Senate Committee Exploring Benefits of Health Clinics

Dallas – The Senate Public Health and Welfare Committee recently held public hearings as part of an ongoing effort to make health care more accessible in Pennsylvania. Senator Lisa Baker was among those asking questions and exploring opportunities to increase the role health clinics play in providing care for the uninsured and those with limited coverage, including college students, employees of small businesses and part-time workers.

“A lot of Pennsylvanians are receiving quality preventive care through our health clinics,” said Baker. “Before creating new programs, it makes sense for us to take a look at how existing facilities can be used to improve access to care.”

One of those testifying was Susan F. Sordoni, M.D., of the Volunteers in Medicine Clinic in Luzerne County. Dr. Sordoni detailed how she and others in her community pulled together volunteers, equipment and private funding to meet the medical needs of area residents. The clinic will provide free primary and preventive health care and social services beginning in June.
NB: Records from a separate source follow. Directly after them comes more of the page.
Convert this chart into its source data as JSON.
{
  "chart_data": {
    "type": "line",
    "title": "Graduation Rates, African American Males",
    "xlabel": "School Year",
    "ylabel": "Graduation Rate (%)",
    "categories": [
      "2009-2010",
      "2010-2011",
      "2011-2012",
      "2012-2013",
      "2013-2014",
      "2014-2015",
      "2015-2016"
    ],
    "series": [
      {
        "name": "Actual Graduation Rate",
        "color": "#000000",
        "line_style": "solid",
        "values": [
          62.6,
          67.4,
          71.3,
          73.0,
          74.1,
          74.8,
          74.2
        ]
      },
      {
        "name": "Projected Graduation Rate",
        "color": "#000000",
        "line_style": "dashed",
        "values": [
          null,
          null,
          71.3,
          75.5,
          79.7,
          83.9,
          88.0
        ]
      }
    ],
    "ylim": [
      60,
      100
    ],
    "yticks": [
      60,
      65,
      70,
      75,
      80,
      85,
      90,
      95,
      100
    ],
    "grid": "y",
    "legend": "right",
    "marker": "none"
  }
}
Health centers across the Commonwealth are providing preventive medical education and ongoing care for patients with chronic conditions, including diabetes and asthma. This is extremely important in helping to avoid more serious medical conditions that can develop when illness is left untreated and decreases the utilization of more costly care in emergency rooms and hospitals.

“The clinics in my district are providing important health care services.” Baker said. “The information gathered at the hearings will be helpful in developing a plan to expand their reach and increase their impact.”